特に多くの顧客から、「マイナス金利下でも資産を守りたい」というニーズをよく聞きます。その要望に幅広く応えることが最大のテーマです。そのために、分散投資や長期保有を提案して、グループとしても安定的に手数料収益を積み上げることに、本格的に取り組みます。

 二つ目が、世界的なキャッシュレス化の流れです。この分野では、三井住友カードが非接触型の電子マネー「iD」で先行しています。今後も、デビットカードの利用者が増えるなど、カード事業の取り扱いの増加が予想されます。

 三つ目として、デジタル化も大きな要素です。
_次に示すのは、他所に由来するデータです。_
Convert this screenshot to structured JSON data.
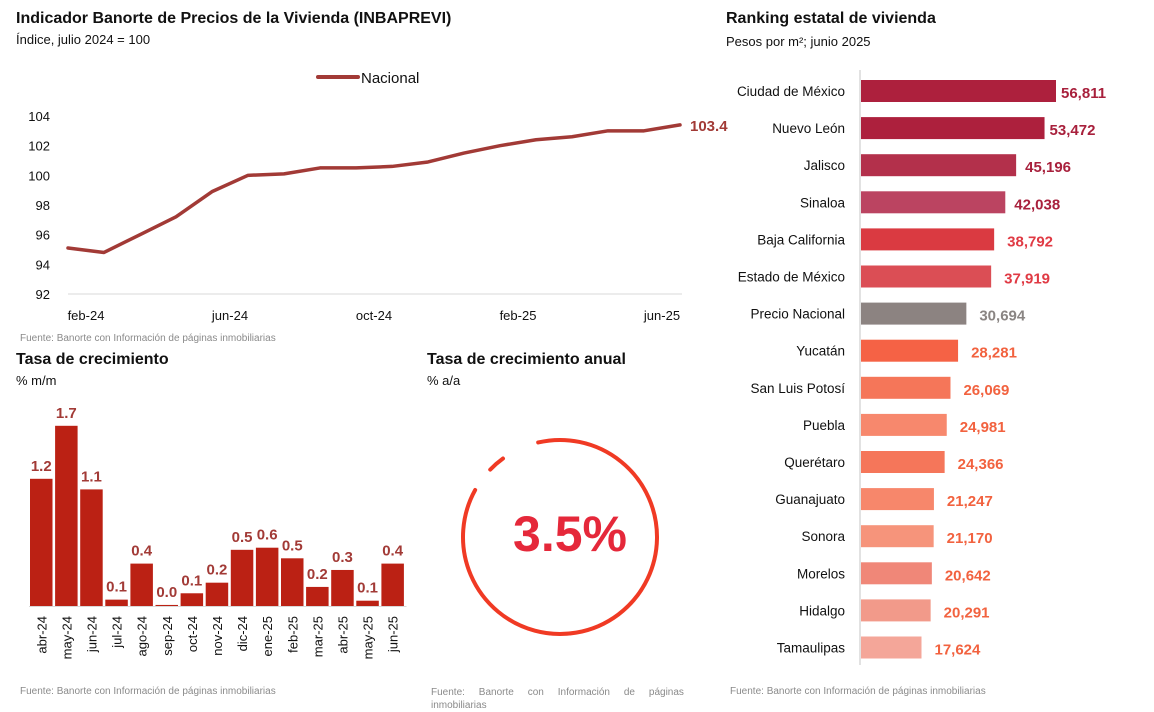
{
  "line_panel": {
    "title": "Indicador Banorte de Precios de la Vivienda (INBAPREVI)",
    "subtitle": "Índice, julio 2024 = 100",
    "source": "Fuente: Banorte con Información de páginas inmobiliarias"
  },
  "mm_panel": {
    "title": "Tasa de crecimiento",
    "subtitle": "% m/m",
    "source": "Fuente: Banorte con Información de páginas inmobiliarias"
  },
  "annual_panel": {
    "title": "Tasa de crecimiento anual",
    "subtitle": "% a/a",
    "value": "3.5%",
    "value_number": 3.5,
    "color": "#f03a24",
    "source_line1": "Fuente:     Banorte     con     Información     de     páginas",
    "source_line2": "inmobiliarias"
  },
  "rank_panel": {
    "title": "Ranking estatal de vivienda",
    "subtitle": "Pesos por m²; junio 2025",
    "source": "Fuente: Banorte con Información de páginas inmobiliarias"
  },
  "chart_data": [
    {
      "type": "line",
      "title": "Indicador Banorte de Precios de la Vivienda (INBAPREVI)",
      "legend": "Nacional",
      "legend_position": "top",
      "color": "#a23a36",
      "values": [
        95.1,
        94.8,
        96.0,
        97.2,
        98.9,
        100.0,
        100.1,
        100.5,
        100.5,
        100.6,
        100.9,
        101.5,
        102.0,
        102.4,
        102.6,
        103.0,
        103.0,
        103.4
      ],
      "x_ticks": [
        {
          "pos": 0.5,
          "label": "feb-24"
        },
        {
          "pos": 4.5,
          "label": "jun-24"
        },
        {
          "pos": 8.5,
          "label": "oct-24"
        },
        {
          "pos": 12.5,
          "label": "feb-25"
        },
        {
          "pos": 16.5,
          "label": "jun-25"
        }
      ],
      "yticks": [
        "92",
        "94",
        "96",
        "98",
        "100",
        "102",
        "104"
      ],
      "ylim": [
        92,
        104
      ],
      "end_label": "103.4"
    },
    {
      "type": "bar",
      "title": "Tasa de crecimiento",
      "ylabel": "% m/m",
      "color": "#bb2114",
      "label_color": "#a23a36",
      "categories": [
        "abr-24",
        "may-24",
        "jun-24",
        "jul-24",
        "ago-24",
        "sep-24",
        "oct-24",
        "nov-24",
        "dic-24",
        "ene-25",
        "feb-25",
        "mar-25",
        "abr-25",
        "may-25",
        "jun-25"
      ],
      "values": [
        1.2,
        1.7,
        1.1,
        0.1,
        0.4,
        0.0,
        0.1,
        0.2,
        0.5,
        0.6,
        0.5,
        0.2,
        0.3,
        0.1,
        0.4
      ],
      "labels": [
        "1.2",
        "1.7",
        "1.1",
        "0.1",
        "0.4",
        "0.0",
        "0.1",
        "0.2",
        "0.5",
        "0.6",
        "0.5",
        "0.2",
        "0.3",
        "0.1",
        "0.4"
      ],
      "plot_heights": [
        1.2,
        1.7,
        1.1,
        0.06,
        0.4,
        0.01,
        0.12,
        0.22,
        0.53,
        0.55,
        0.45,
        0.18,
        0.34,
        0.05,
        0.4
      ]
    },
    {
      "type": "bar",
      "orientation": "horizontal",
      "title": "Ranking estatal de vivienda",
      "ylabel": "Pesos por m²; junio 2025",
      "categories": [
        "Ciudad de México",
        "Nuevo León",
        "Jalisco",
        "Sinaloa",
        "Baja California",
        "Estado de México",
        "Precio Nacional",
        "Yucatán",
        "San Luis Potosí",
        "Puebla",
        "Querétaro",
        "Guanajuato",
        "Sonora",
        "Morelos",
        "Hidalgo",
        "Tamaulipas"
      ],
      "values": [
        56811,
        53472,
        45196,
        42038,
        38792,
        37919,
        30694,
        28281,
        26069,
        24981,
        24366,
        21247,
        21170,
        20642,
        20291,
        17624
      ],
      "labels": [
        "56,811",
        "53,472",
        "45,196",
        "42,038",
        "38,792",
        "37,919",
        "30,694",
        "28,281",
        "26,069",
        "24,981",
        "24,366",
        "21,247",
        "21,170",
        "20,642",
        "20,291",
        "17,624"
      ],
      "bar_colors": [
        "#ad203d",
        "#ad203d",
        "#b3304b",
        "#bb4461",
        "#da3a41",
        "#db4e55",
        "#8c8381",
        "#f56245",
        "#f57659",
        "#f7886d",
        "#f5765a",
        "#f7876b",
        "#f6947b",
        "#f08778",
        "#f29a8a",
        "#f4a699"
      ],
      "label_colors": [
        "#a8203c",
        "#a8203c",
        "#a8203c",
        "#a8203c",
        "#e03a44",
        "#e03a44",
        "#8a8583",
        "#f2623f",
        "#f2623f",
        "#f2623f",
        "#f2623f",
        "#f2623f",
        "#f2623f",
        "#f2623f",
        "#f2623f",
        "#f2623f"
      ]
    }
  ]
}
業務を次世代型に変えていくことで、顧客にはより便利なサービスを提供しながら、事務プロセスの効率化でコスト削減を実現していきます。

―― 一つ目の資産運用事業について、新しい商品はありますか。

 今年7月に、資産運用会社のアムンディ・ジャパンと一緒に「あんしんスイッチ」(正式名称「SMBC・アムンディ・プロテクト&スイッチファンド」)という金融商品を発売しました。
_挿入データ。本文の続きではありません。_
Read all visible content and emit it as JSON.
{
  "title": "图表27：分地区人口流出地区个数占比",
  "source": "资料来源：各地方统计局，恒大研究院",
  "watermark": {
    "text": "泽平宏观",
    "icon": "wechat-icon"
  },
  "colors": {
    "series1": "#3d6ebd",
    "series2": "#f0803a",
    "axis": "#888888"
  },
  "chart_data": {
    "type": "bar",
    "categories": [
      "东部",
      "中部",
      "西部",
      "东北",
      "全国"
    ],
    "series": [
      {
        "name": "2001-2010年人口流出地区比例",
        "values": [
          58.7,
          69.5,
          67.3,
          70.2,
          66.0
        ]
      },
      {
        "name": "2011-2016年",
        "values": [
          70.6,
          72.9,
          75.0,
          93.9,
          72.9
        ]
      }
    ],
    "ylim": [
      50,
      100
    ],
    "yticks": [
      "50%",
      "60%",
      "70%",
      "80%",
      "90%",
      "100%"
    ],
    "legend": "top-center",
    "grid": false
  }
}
 この商品を簡単に説明すると、最低価格が事実上保証されているような投資信託です。基準価額が設定された下限値(プロテクトライン)まで下落した場合、それよりも下がることなく繰り上げ償還されます。その一方で、基準価額の上昇に応じて、プロテクトラインも引き上がるという仕組みです。

 この商品を出した背景には、投資した商品の価格下落を気にされる安定志向の顧客に対して、ニーズに合った商品を提案したい、という想いがあります。

 販売してまだ間もないですが、幅広い世代の方から、守るための資産として選ばれています。7月の販売額が、あらゆる投資信託の中でトップクラスになりました。